Urdu Character Counter

Count Nastaliq Urdu characters with separate diacritic handling

Count characters in Urdu Nastaliq text with diacritics counted separately and Urdu-only letters (ٹ ڈ ڑ ں ہ) distinguished from shared Arabic-script code points. A precise keyless browser counter.

Why count diacritics separately?

Diacritics (aerab) such as zabar, zer, and pesh are combining marks that sit on a base letter and do not occupy their own visible cell. Counting them apart gives the visible letter count most editors and SMS limits care about.

Urdu is written in the Nastaliq style of the Arabic script but adds its own letters and layers optional diacritics on top of base letters. A naive character count mixes all of these together. This counter breaks the text down into the categories that actually matter.

How it works

The text is iterated one Unicode code point at a time.
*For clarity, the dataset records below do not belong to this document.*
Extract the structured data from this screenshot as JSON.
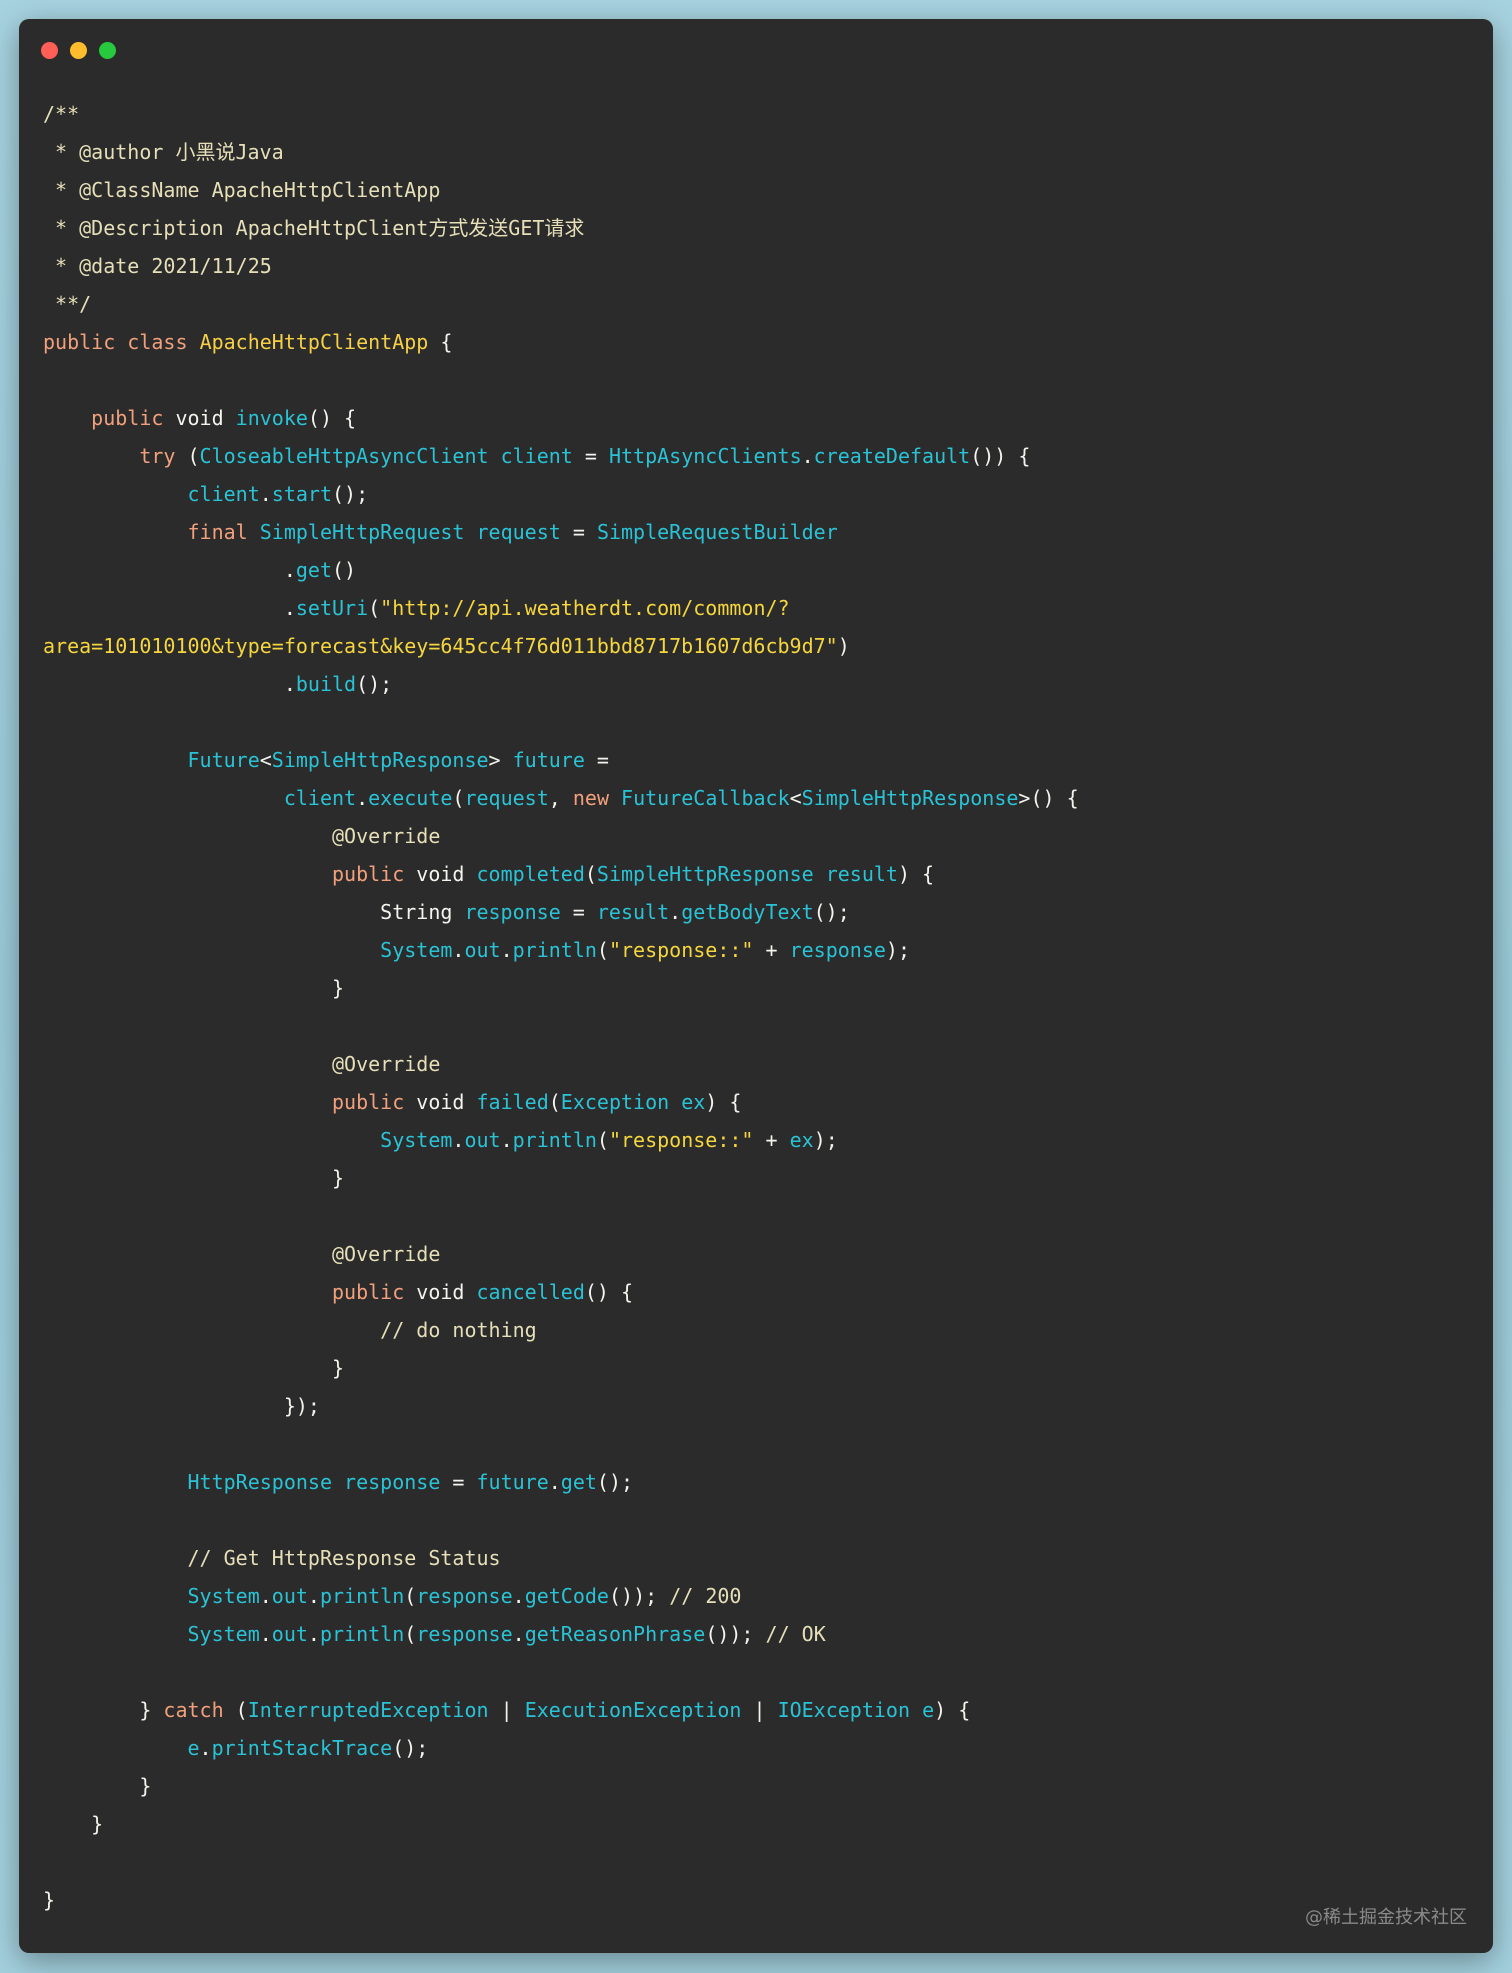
{
  "window": {
    "traffic_lights": [
      {
        "name": "close",
        "color": "#ff5f56"
      },
      {
        "name": "minimize",
        "color": "#ffbd2e"
      },
      {
        "name": "maximize",
        "color": "#27c93f"
      }
    ]
  },
  "colors": {
    "background": "#2b2b2b",
    "comment": "#e6dfb8",
    "keyword": "#f2a07c",
    "class_name": "#f7d046",
    "identifier": "#2ac3d6",
    "string": "#f5d63e",
    "plain": "#f4f4ee"
  },
  "code_lines": [
    [
      [
        "comment",
        "/**"
      ]
    ],
    [
      [
        "comment",
        " * @author 小黑说Java"
      ]
    ],
    [
      [
        "comment",
        " * @ClassName ApacheHttpClientApp"
      ]
    ],
    [
      [
        "comment",
        " * @Description ApacheHttpClient方式发送GET请求"
      ]
    ],
    [
      [
        "comment",
        " * @date 2021/11/25"
      ]
    ],
    [
      [
        "comment",
        " **/"
      ]
    ],
    [
      [
        "keyword",
        "public"
      ],
      [
        "plain",
        " "
      ],
      [
        "keyword",
        "class"
      ],
      [
        "plain",
        " "
      ],
      [
        "classdef",
        "ApacheHttpClientApp"
      ],
      [
        "plain",
        " {"
      ]
    ],
    [],
    [
      [
        "plain",
        "    "
      ],
      [
        "keyword",
        "public"
      ],
      [
        "plain",
        " void "
      ],
      [
        "ident",
        "invoke"
      ],
      [
        "plain",
        "() {"
      ]
    ],
    [
      [
        "plain",
        "        "
      ],
      [
        "keyword",
        "try"
      ],
      [
        "plain",
        " ("
      ],
      [
        "ident",
        "CloseableHttpAsyncClient"
      ],
      [
        "plain",
        " "
      ],
      [
        "ident",
        "client"
      ],
      [
        "plain",
        " = "
      ],
      [
        "ident",
        "HttpAsyncClients"
      ],
      [
        "plain",
        "."
      ],
      [
        "ident",
        "createDefault"
      ],
      [
        "plain",
        "()) {"
      ]
    ],
    [
      [
        "plain",
        "            "
      ],
      [
        "ident",
        "client"
      ],
      [
        "plain",
        "."
      ],
      [
        "ident",
        "start"
      ],
      [
        "plain",
        "();"
      ]
    ],
    [
      [
        "plain",
        "            "
      ],
      [
        "keyword",
        "final"
      ],
      [
        "plain",
        " "
      ],
      [
        "ident",
        "SimpleHttpRequest"
      ],
      [
        "plain",
        " "
      ],
      [
        "ident",
        "request"
      ],
      [
        "plain",
        " = "
      ],
      [
        "ident",
        "SimpleRequestBuilder"
      ]
    ],
    [
      [
        "plain",
        "                    ."
      ],
      [
        "ident",
        "get"
      ],
      [
        "plain",
        "()"
      ]
    ],
    [
      [
        "plain",
        "                    ."
      ],
      [
        "ident",
        "setUri"
      ],
      [
        "plain",
        "("
      ],
      [
        "string",
        "\"http://api.weatherdt.com/common/?"
      ]
    ],
    [
      [
        "string",
        "area=101010100&type=forecast&key=645cc4f76d011bbd8717b1607d6cb9d7\""
      ],
      [
        "plain",
        ")"
      ]
    ],
    [
      [
        "plain",
        "                    ."
      ],
      [
        "ident",
        "build"
      ],
      [
        "plain",
        "();"
      ]
    ],
    [],
    [
      [
        "plain",
        "            "
      ],
      [
        "ident",
        "Future"
      ],
      [
        "plain",
        "<"
      ],
      [
        "ident",
        "SimpleHttpResponse"
      ],
      [
        "plain",
        "> "
      ],
      [
        "ident",
        "future"
      ],
      [
        "plain",
        " ="
      ]
    ],
    [
      [
        "plain",
        "                    "
      ],
      [
        "ident",
        "client"
      ],
      [
        "plain",
        "."
      ],
      [
        "ident",
        "execute"
      ],
      [
        "plain",
        "("
      ],
      [
        "ident",
        "request"
      ],
      [
        "plain",
        ", "
      ],
      [
        "keyword",
        "new"
      ],
      [
        "plain",
        " "
      ],
      [
        "ident",
        "FutureCallback"
      ],
      [
        "plain",
        "<"
      ],
      [
        "ident",
        "SimpleHttpResponse"
      ],
      [
        "plain",
        ">() {"
      ]
    ],
    [
      [
        "plain",
        "                        "
      ],
      [
        "comment",
        "@Override"
      ]
    ],
    [
      [
        "plain",
        "                        "
      ],
      [
        "keyword",
        "public"
      ],
      [
        "plain",
        " void "
      ],
      [
        "ident",
        "completed"
      ],
      [
        "plain",
        "("
      ],
      [
        "ident",
        "SimpleHttpResponse"
      ],
      [
        "plain",
        " "
      ],
      [
        "ident",
        "result"
      ],
      [
        "plain",
        ") {"
      ]
    ],
    [
      [
        "plain",
        "                            String "
      ],
      [
        "ident",
        "response"
      ],
      [
        "plain",
        " = "
      ],
      [
        "ident",
        "result"
      ],
      [
        "plain",
        "."
      ],
      [
        "ident",
        "getBodyText"
      ],
      [
        "plain",
        "();"
      ]
    ],
    [
      [
        "plain",
        "                            "
      ],
      [
        "ident",
        "System"
      ],
      [
        "plain",
        "."
      ],
      [
        "ident",
        "out"
      ],
      [
        "plain",
        "."
      ],
      [
        "ident",
        "println"
      ],
      [
        "plain",
        "("
      ],
      [
        "string",
        "\"response::\""
      ],
      [
        "plain",
        " + "
      ],
      [
        "ident",
        "response"
      ],
      [
        "plain",
        ");"
      ]
    ],
    [
      [
        "plain",
        "                        }"
      ]
    ],
    [],
    [
      [
        "plain",
        "                        "
      ],
      [
        "comment",
        "@Override"
      ]
    ],
    [
      [
        "plain",
        "                        "
      ],
      [
        "keyword",
        "public"
      ],
      [
        "plain",
        " void "
      ],
      [
        "ident",
        "failed"
      ],
      [
        "plain",
        "("
      ],
      [
        "ident",
        "Exception"
      ],
      [
        "plain",
        " "
      ],
      [
        "ident",
        "ex"
      ],
      [
        "plain",
        ") {"
      ]
    ],
    [
      [
        "plain",
        "                            "
      ],
      [
        "ident",
        "System"
      ],
      [
        "plain",
        "."
      ],
      [
        "ident",
        "out"
      ],
      [
        "plain",
        "."
      ],
      [
        "ident",
        "println"
      ],
      [
        "plain",
        "("
      ],
      [
        "string",
        "\"response::\""
      ],
      [
        "plain",
        " + "
      ],
      [
        "ident",
        "ex"
      ],
      [
        "plain",
        ");"
      ]
    ],
    [
      [
        "plain",
        "                        }"
      ]
    ],
    [],
    [
      [
        "plain",
        "                        "
      ],
      [
        "comment",
        "@Override"
      ]
    ],
    [
      [
        "plain",
        "                        "
      ],
      [
        "keyword",
        "public"
      ],
      [
        "plain",
        " void "
      ],
      [
        "ident",
        "cancelled"
      ],
      [
        "plain",
        "() {"
      ]
    ],
    [
      [
        "plain",
        "                            "
      ],
      [
        "comment",
        "// do nothing"
      ]
    ],
    [
      [
        "plain",
        "                        }"
      ]
    ],
    [
      [
        "plain",
        "                    });"
      ]
    ],
    [],
    [
      [
        "plain",
        "            "
      ],
      [
        "ident",
        "HttpResponse"
      ],
      [
        "plain",
        " "
      ],
      [
        "ident",
        "response"
      ],
      [
        "plain",
        " = "
      ],
      [
        "ident",
        "future"
      ],
      [
        "plain",
        "."
      ],
      [
        "ident",
        "get"
      ],
      [
        "plain",
        "();"
      ]
    ],
    [],
    [
      [
        "plain",
        "            "
      ],
      [
        "comment",
        "// Get HttpResponse Status"
      ]
    ],
    [
      [
        "plain",
        "            "
      ],
      [
        "ident",
        "System"
      ],
      [
        "plain",
        "."
      ],
      [
        "ident",
        "out"
      ],
      [
        "plain",
        "."
      ],
      [
        "ident",
        "println"
      ],
      [
        "plain",
        "("
      ],
      [
        "ident",
        "response"
      ],
      [
        "plain",
        "."
      ],
      [
        "ident",
        "getCode"
      ],
      [
        "plain",
        "()); "
      ],
      [
        "comment",
        "// 200"
      ]
    ],
    [
      [
        "plain",
        "            "
      ],
      [
        "ident",
        "System"
      ],
      [
        "plain",
        "."
      ],
      [
        "ident",
        "out"
      ],
      [
        "plain",
        "."
      ],
      [
        "ident",
        "println"
      ],
      [
        "plain",
        "("
      ],
      [
        "ident",
        "response"
      ],
      [
        "plain",
        "."
      ],
      [
        "ident",
        "getReasonPhrase"
      ],
      [
        "plain",
        "()); "
      ],
      [
        "comment",
        "// OK"
      ]
    ],
    [],
    [
      [
        "plain",
        "        } "
      ],
      [
        "keyword",
        "catch"
      ],
      [
        "plain",
        " ("
      ],
      [
        "ident",
        "InterruptedException"
      ],
      [
        "plain",
        " | "
      ],
      [
        "ident",
        "ExecutionException"
      ],
      [
        "plain",
        " | "
      ],
      [
        "ident",
        "IOException"
      ],
      [
        "plain",
        " "
      ],
      [
        "ident",
        "e"
      ],
      [
        "plain",
        ") {"
      ]
    ],
    [
      [
        "plain",
        "            "
      ],
      [
        "ident",
        "e"
      ],
      [
        "plain",
        "."
      ],
      [
        "ident",
        "printStackTrace"
      ],
      [
        "plain",
        "();"
      ]
    ],
    [
      [
        "plain",
        "        }"
      ]
    ],
    [
      [
        "plain",
        "    }"
      ]
    ],
    [],
    [
      [
        "plain",
        "}"
      ]
    ]
  ],
  "watermark": "@稀土掘金技术社区"
}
Each code point is sorted into a bucket:

  • Combining diacritics (harakat / aerab) in ranges like U+064B–U+065F and the superscript alef U+0670 are counted as diacritics.
  • A curated set of Urdu-only letters (ٹ ڈ ڑ ں ہ ھ ے گ پ چ ژ) is counted as Urdu-specific.
  • Any other Arabic-block letter (U+0600–U+06FF) is counted as shared.

The headline figure, characters excluding diacritics, is the total code points minus the diacritics — the count that corresponds to the visible base letters.

Example and notes

For اردو ٹھیک ہے the counter reports the visible letters separately from any aerab you add, and flags ٹ and ہ as Urdu-only. Note that the gol he (ہ) and do-chashmi he (ھ) are distinct code points used for different sounds, so both are treated as Urdu-specific. If you are checking an SMS or username length limit, use the diacritic-excluded count, since most systems measure base characters.